Why are Internal Direct Products important?
I'm studying abstract algebra and I have always wondered about its relevance and usefulness.
Does anyone could help me please?
 A: Normal subgroups are important for the same reason that factor groups are important, since normal subgroups correspond to factor groups and vice-versa. 
Direct products (whether internal or external; they correspond to one another in a natural way) give you both ways of producing new groups from old, and of (sometimes) understanding more complicated groups in terms of simpler ones. A classical example of the latter is the Fundamental Theorem of Finitely Generated Abelian Groups (which is later generalized to any finitely generated module over a PID), which tells you that any finitely generated abelian group is a direct product of cyclic groups that, in addition, have orders satisfying certain restricting relations. This makes understanding finitely generated abelian groups very easy.
A: It is important because all those studies lead e.g. to Galois Theory. Galois Theory is important e.g. in solving polynomial equation. Solution to polynomial equation is of course important as it solves no one knows how many problems in real world from theoretical physics to engineering and economy.
I feel your tone though.
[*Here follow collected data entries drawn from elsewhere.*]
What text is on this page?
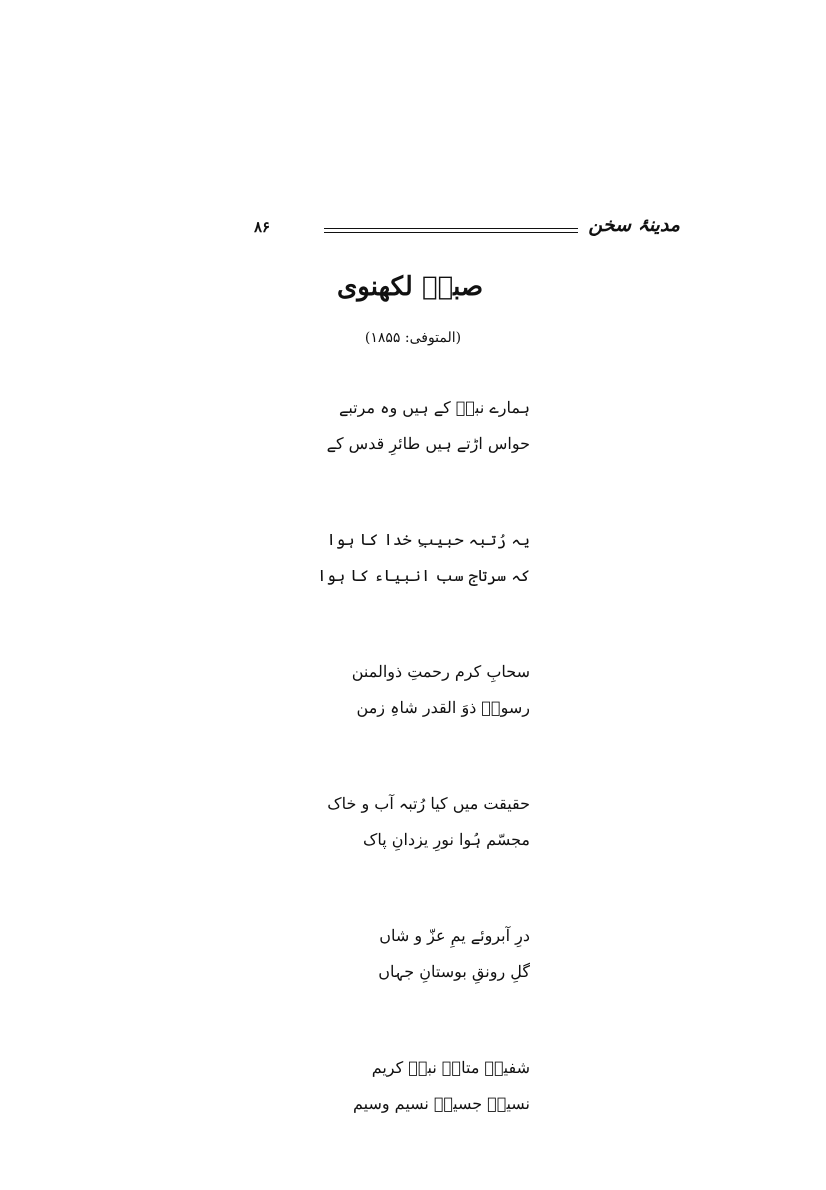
۸۶	مدینۂ سخن
صباؔ لکھنوی
(المتوفی: ۱۸۵۵)
ہمارے نبیؐ کے ہیں وہ مرتبے
حواس اڑتے ہیں طائرِ قدس کے
یہ رُتبہ حبیبِ خدا کا ہوا
کہ سرتاج سب انبیاء کا ہوا
سحابِ کرم رحمتِ ذوالمنن
رسولؐ ذوَ القدر شاہِ زمن
حقیقت میں کیا رُتبہ آب و خاک
مجسّم ہُوا نورِ یزدانِ پاک
درِ آبروئے یمِ عزّ و شاں
گلِ رونقِ بوستانِ جہاں
شفیعؐ متاعؐ نبیؐ کریم
نسیمؐ جسیمؐ نسیم وسیم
So, YES, most of the teachings are bad in a sense that they:


*

*Ignore the intention of a theorem that we are left in the dark and missing the excitement;

*Skip too many critical arguments by assuming the students somehow could been suddenly skilled in tens of theorems just presented earlier;

*Give too many puzzles to be forgotten later that the sole purpose seems to just slow down the learning.
Self-learning is almost impossible as they don't seem to care the learning process of a student.